Since 1904, the Royal Court of Sweden hosts a private banquet inside Karl XI's Gallery at the Royal Palace of Stockholm on 11 December. (Note: In some years, the private banquet was held on 12 December.)

===Incidents===
During the 1979 banquet, a female student disrupted the entry procession of the guests of honour by performing an impromptu song on the grand staircase of the Blue Hall; she was subsequently removed from the event. In 1981, an unauthorized individual gained access to the staff cloakroom and committed theft, taking clothing and cash.

===Cancelations===
The Nobel Banquet had faced cancelations or been held in scaled-back form in 1907, the year King Oscar II died; (Note: An unofficial banquet would instead be held in honor of Rudyard Kipling, the Laureate of the Nobel Prize in Literature of that year.) from 1914 to 1919 amid World War I; in 1924, when no laureates were present in Stockholm; from 1939 to 1944 amid World War II; in 1956 following the Hungarian Revolution; (Note: A smaller dinner would instead be held inside the Stock Exchange Building in Stockholm.) and both in 2020 and 2021 amid the COVID-19 pandemic.

==Television coverage==
The Nobel Banquet is broadcast by Sveriges Television (SVT), ranking alongside Melodifestivalen, the Eurovision Song Contest, and From All of Us to All of You as among the broadcaster's most-watched programs. Averaging 1.2 million viewers annually in Sweden, the banquet's viewership on SVT often exceeds that of the Nobel Prize award ceremony itself. Science and entertainment elements define the broadcast; science content feature interviews with Nobel laureates, pre-recorded reports from their workplaces, and interviews with researchers and other experts in related fields, while entertainment segments feature discussions about the banquet menu, floral arrangements, and the attire and jewelry of female members of the Swedish royal family, as well as the divertissements and dessert parade. The presence of the Swedish royal family is considered a significant factor in the banquet's popularity; a producer has reportedly instructed camera operators to feature images of Queen Silvia at least every 15 minutes to maintain viewer engagement. Comparisons are often drawn between the Nobel Banquet and the Academy Awards, particularly regarding discussions of attendees' attire.

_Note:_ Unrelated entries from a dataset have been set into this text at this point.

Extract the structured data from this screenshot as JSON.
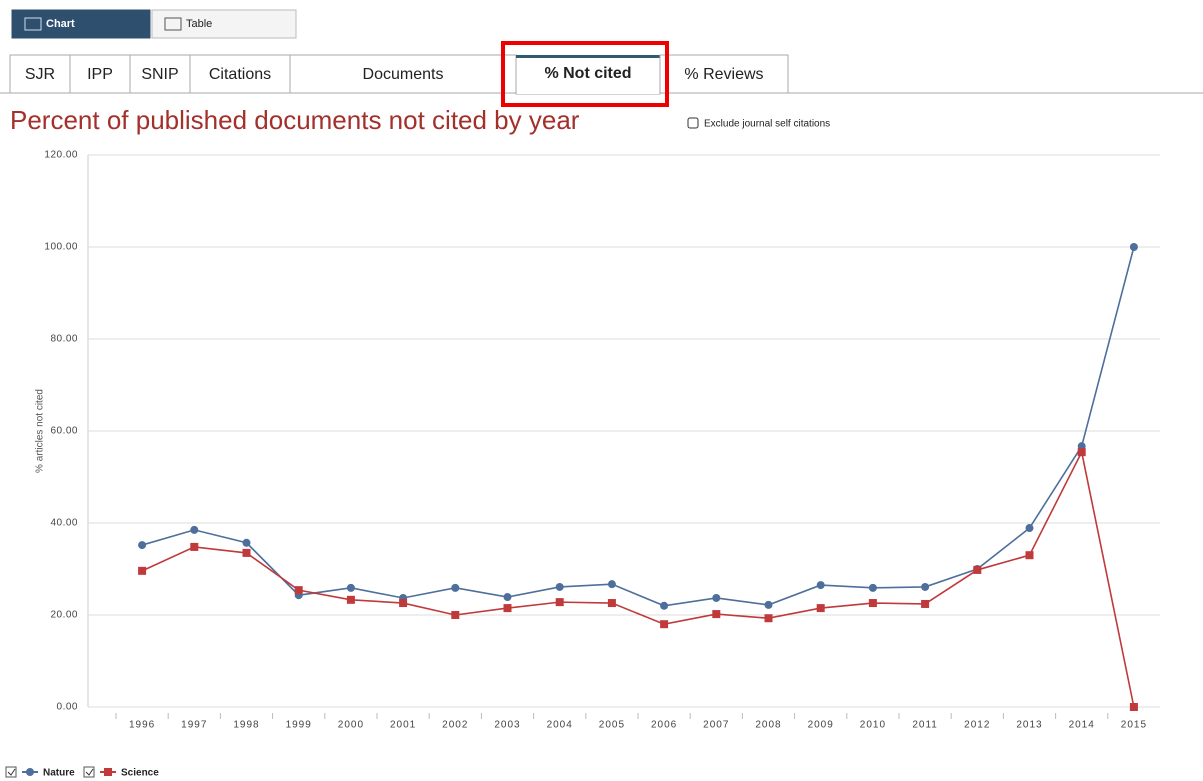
{
  "view_buttons": [
    "Chart",
    "Table"
  ],
  "tabs": [
    "SJR",
    "IPP",
    "SNIP",
    "Citations",
    "Documents",
    "% Not cited",
    "% Reviews"
  ],
  "active_tab": 5,
  "checkbox_label": "Exclude journal self citations",
  "chart_data": {
    "type": "line",
    "title": "Percent of published documents not cited by year",
    "y_label": "% articles not cited",
    "categories": [
      "1996",
      "1997",
      "1998",
      "1999",
      "2000",
      "2001",
      "2002",
      "2003",
      "2004",
      "2005",
      "2006",
      "2007",
      "2008",
      "2009",
      "2010",
      "2011",
      "2012",
      "2013",
      "2014",
      "2015"
    ],
    "series": [
      {
        "name": "Nature",
        "color": "#4e6e9b",
        "marker": "circle",
        "values": [
          35.2,
          38.5,
          35.7,
          24.3,
          25.9,
          23.7,
          25.9,
          23.9,
          26.1,
          26.7,
          22.0,
          23.7,
          22.2,
          26.5,
          25.9,
          26.1,
          30.0,
          38.9,
          56.7,
          100
        ]
      },
      {
        "name": "Science",
        "color": "#c0393b",
        "marker": "square",
        "values": [
          29.6,
          34.8,
          33.5,
          25.4,
          23.3,
          22.6,
          20.0,
          21.5,
          22.8,
          22.6,
          18.0,
          20.2,
          19.3,
          21.5,
          22.6,
          22.4,
          29.8,
          33.0,
          55.4,
          0
        ]
      }
    ],
    "ylim": [
      0,
      120
    ],
    "yticks": [
      {
        "value": 0,
        "label": "0.00"
      },
      {
        "value": 20,
        "label": "20.00"
      },
      {
        "value": 40,
        "label": "40.00"
      },
      {
        "value": 60,
        "label": "60.00"
      },
      {
        "value": 80,
        "label": "80.00"
      },
      {
        "value": 100,
        "label": "100.00"
      },
      {
        "value": 120,
        "label": "120.00"
      }
    ],
    "grid": true
  }
}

A former CEO of the Nobel Foundation's media division, Nobel Media AB, described the Nobel Banquet as the "jewel in the crown."

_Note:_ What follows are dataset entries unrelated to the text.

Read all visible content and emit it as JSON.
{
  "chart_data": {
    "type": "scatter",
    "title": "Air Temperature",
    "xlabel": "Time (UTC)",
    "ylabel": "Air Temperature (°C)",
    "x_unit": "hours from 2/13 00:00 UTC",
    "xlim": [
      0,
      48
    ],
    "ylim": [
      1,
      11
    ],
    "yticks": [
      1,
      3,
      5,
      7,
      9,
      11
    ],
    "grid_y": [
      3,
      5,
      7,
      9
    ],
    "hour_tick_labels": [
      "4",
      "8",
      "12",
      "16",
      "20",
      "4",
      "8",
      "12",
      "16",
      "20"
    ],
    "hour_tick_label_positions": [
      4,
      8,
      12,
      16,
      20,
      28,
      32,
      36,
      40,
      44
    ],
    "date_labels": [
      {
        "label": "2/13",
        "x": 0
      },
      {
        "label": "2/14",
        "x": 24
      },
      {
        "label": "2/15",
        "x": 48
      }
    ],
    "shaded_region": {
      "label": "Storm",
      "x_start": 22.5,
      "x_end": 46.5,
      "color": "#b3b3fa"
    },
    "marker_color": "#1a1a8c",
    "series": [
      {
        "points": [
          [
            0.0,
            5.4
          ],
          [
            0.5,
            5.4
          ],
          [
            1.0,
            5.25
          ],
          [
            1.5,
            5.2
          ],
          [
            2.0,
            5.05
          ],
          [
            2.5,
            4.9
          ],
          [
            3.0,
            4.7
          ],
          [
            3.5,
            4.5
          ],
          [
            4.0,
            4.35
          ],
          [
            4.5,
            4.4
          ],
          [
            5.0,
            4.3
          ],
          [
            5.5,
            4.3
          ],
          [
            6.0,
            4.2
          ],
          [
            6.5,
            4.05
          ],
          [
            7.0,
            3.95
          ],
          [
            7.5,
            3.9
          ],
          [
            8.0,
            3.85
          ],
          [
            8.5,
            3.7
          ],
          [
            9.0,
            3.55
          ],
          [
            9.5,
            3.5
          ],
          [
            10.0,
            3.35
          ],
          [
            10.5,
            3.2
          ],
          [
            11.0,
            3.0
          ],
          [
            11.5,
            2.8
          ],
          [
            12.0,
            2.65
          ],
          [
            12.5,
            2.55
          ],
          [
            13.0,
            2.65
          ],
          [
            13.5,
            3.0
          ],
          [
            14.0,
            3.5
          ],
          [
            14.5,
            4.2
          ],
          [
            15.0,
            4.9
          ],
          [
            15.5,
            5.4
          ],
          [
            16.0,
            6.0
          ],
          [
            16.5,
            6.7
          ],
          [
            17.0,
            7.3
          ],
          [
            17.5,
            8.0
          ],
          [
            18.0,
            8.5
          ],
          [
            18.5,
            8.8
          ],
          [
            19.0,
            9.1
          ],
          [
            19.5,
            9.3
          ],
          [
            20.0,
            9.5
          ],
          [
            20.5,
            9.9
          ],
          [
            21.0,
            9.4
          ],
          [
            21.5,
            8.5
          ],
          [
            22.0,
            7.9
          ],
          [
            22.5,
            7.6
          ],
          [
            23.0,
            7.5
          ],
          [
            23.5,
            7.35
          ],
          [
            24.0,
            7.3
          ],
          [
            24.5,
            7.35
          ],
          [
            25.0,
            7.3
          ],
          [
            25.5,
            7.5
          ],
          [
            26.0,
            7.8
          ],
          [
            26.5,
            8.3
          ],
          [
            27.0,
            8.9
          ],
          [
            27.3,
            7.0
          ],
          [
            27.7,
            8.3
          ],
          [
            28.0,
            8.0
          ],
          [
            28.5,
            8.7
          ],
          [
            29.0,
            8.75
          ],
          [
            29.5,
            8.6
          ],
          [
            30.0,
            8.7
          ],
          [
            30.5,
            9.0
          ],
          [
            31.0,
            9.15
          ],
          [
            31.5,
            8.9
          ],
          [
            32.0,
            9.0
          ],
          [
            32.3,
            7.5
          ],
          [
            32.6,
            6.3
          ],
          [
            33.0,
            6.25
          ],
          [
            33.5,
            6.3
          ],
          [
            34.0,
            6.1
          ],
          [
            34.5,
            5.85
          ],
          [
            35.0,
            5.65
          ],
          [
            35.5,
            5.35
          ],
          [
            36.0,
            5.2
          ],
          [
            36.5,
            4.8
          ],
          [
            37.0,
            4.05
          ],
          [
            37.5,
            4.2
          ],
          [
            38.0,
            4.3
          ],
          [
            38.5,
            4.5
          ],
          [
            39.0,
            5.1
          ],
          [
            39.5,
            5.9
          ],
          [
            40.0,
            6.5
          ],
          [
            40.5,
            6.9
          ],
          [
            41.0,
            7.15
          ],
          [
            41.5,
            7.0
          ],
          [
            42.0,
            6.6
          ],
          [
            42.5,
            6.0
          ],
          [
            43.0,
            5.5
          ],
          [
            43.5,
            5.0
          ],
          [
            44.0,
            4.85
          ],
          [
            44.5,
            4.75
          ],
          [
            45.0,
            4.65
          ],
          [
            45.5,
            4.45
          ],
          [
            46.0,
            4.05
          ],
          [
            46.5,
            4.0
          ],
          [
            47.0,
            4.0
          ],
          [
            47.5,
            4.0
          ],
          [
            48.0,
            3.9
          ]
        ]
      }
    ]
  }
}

The Nobel Banquet on television dates back to 1950, six years before the launch of SVT1 and the start of television broadcasts in Sweden, when five minutes of the event were shown to select audiences at Stockholm Concert Hall and a cinema. The banquet was first broadcast publicly in 1959, lasting a total of 45 minutes, and the 1994 banquet was the first to be televised in its entirety. Early broadcasts of the banquet primarily focused on entertainment content, with scientific content only becoming more prominent in the late 1980s; this shift coincided with the efforts of the Nobel Foundation and the wider scientific community to exercise greater control over Nobel Prize-related television programming to protect its trademark and intellectual property rights, as well as the growth of cable television in Sweden. In 2007, the banquet was broadcast on commercial broadcaster TV4; that broadcaster was to air the banquet as part of a three-year contract, only to be terminated after that year's Nobel Prize award ceremony was broadcast in censored form in China. The 2008 banquet was the first to be broadcast in high definition.

==Public participation==
Television broadcasts of the Nobel Banquet have enabled the broader Swedish public to experience the event vicariously. Viewers often dine while watching the broadcast, sometimes replicating courses from the actual banquet menu or adhering to its formal dress code. Beyond private viewings, themed Nobel Banquets are held in various public settings, including schools, restaurants, hotels, care facilities, and other venues; these alternative events have encompassed diverse themes, such as LGBTQIA+ banquets and those designed for children, and some banquets incorporate elements of formal etiquette and dancing.

Stadshuskällaren, a restaurant located in Stockholm City Hall, is unique in offering menus from past Nobel Banquets. Guests dining at Stadshuskällaren are served on the same tableware used at the official Nobel Banquet.